Of course, there is more than one way to "evenly" divide a list into sub-lists in this fashion. I'm not looking for an exhaustive set of solutions - if I can get one solution in Python for a list of any length and any number of sub-lists, that's good enough for me. The problem is that I don't even know where to begin when solving such a problem. Does anyone know what I'm looking for?
>>> s='ABCDEFGHIJKLMNOPQ'
>>> parts=7
>>> [s[i*len(s)//parts:(i+1)*len(s)//parts] for i in range(parts)]
['AB', 'CD', 'EFG', 'HI', 'JKL', 'MN', 'OPQ']
>>> import string
>>> for j in range(26):
... print [string.uppercase[i*j//parts:(i+1)*j//parts] for i in range(parts)]
...
['', '', '', '', '', '', '']
['', '', '', '', '', '', 'A']
['', '', '', 'A', '', '', 'B']
['', '', 'A', '', 'B', '', 'C']
['', 'A', '', 'B', '', 'C', 'D']
['', 'A', 'B', '', 'C', 'D', 'E']
['', 'A', 'B', 'C', 'D', 'E', 'F']
['A', 'B', 'C', 'D', 'E', 'F', 'G']
['A', 'B', 'C', 'D', 'E', 'F', 'GH']
['A', 'B', 'C', 'DE', 'F', 'G', 'HI']
['A', 'B', 'CD', 'E', 'FG', 'H', 'IJ']
['A', 'BC', 'D', 'EF', 'G', 'HI', 'JK']
['A', 'BC', 'DE', 'F', 'GH', 'IJ', 'KL']
['A', 'BC', 'DE', 'FG', 'HI', 'JK', 'LM']

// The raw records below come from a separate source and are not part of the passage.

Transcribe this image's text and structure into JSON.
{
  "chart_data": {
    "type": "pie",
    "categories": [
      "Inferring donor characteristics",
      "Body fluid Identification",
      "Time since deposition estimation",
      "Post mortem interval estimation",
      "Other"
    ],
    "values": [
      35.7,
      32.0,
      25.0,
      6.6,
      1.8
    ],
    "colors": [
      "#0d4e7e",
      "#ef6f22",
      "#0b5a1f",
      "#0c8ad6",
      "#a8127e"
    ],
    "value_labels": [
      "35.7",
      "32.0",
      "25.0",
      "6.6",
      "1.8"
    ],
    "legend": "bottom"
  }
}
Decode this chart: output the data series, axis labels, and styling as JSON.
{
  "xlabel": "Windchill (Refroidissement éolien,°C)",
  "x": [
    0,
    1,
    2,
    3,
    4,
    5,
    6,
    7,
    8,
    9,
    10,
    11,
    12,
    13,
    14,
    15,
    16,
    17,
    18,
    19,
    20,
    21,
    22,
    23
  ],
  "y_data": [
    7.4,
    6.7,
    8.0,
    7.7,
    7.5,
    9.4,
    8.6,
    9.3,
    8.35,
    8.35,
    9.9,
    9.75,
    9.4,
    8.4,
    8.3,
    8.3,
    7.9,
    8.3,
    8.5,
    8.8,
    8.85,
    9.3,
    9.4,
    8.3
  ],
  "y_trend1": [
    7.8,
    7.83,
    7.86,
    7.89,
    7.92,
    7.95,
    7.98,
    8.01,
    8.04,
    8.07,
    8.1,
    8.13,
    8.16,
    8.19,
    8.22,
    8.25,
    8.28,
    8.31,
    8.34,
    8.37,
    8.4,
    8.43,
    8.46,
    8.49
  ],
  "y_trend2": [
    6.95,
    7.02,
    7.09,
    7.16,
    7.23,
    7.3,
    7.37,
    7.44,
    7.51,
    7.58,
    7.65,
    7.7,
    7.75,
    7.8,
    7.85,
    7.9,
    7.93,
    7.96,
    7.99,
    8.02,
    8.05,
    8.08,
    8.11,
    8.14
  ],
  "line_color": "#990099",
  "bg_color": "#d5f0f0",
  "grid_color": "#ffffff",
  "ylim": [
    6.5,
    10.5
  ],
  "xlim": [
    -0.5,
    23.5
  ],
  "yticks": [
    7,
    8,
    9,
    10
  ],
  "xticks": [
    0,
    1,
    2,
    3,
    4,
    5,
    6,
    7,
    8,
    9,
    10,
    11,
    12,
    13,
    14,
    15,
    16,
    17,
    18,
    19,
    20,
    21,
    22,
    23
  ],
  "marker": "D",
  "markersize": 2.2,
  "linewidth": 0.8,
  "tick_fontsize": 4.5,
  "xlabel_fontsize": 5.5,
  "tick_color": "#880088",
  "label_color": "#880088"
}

['AB', 'CD', 'EF', 'GH', 'IJ', 'KL', 'MN']
['AB', 'CD', 'EF', 'GH', 'IJ', 'KL', 'MNO']
['AB', 'CD', 'EF', 'GHI', 'JK', 'LM', 'NOP']
['AB', 'CD', 'EFG', 'HI', 'JKL', 'MN', 'OPQ']
['AB', 'CDE', 'FG', 'HIJ', 'KL', 'MNO', 'PQR']
['AB', 'CDE', 'FGH', 'IJ', 'KLM', 'NOP', 'QRS']
['AB', 'CDE', 'FGH', 'IJK', 'LMN', 'OPQ', 'RST']
['ABC', 'DEF', 'GHI', 'JKL', 'MNO', 'PQR', 'STU']
['ABC', 'DEF', 'GHI', 'JKL', 'MNO', 'PQR', 'STUV']
['ABC', 'DEF', 'GHI', 'JKLM', 'NOP', 'QRS', 'TUVW']
['ABC', 'DEF', 'GHIJ', 'KLM', 'NOPQ', 'RST', 'UVWX']
['ABC', 'DEFG', 'HIJ', 'KLMN', 'OPQ', 'RSTU', 'VWXY']
If you have a list of length N, and you want some number of sub-lists S, it seems to me that you should start with a division with remainder. For N == 17 and S == 7, you have 17 // 7 == 2 and 17 % 7 == 3. So you can start with 7 length values of 2, but know that you need to increment 3 of the length values by 1 to handle the remainder. Since your list of length values is length 7, and you have 3 values to increment, you could compute X = 7 / 3 and use that as a stride: increment the 0th item, then the int(X) item, the int(2*X) item, and so on.
If that doesn't work for you, I suggest you get a book called The Algorithm Design Manual by Skiena, and look through the set and tree algorithms.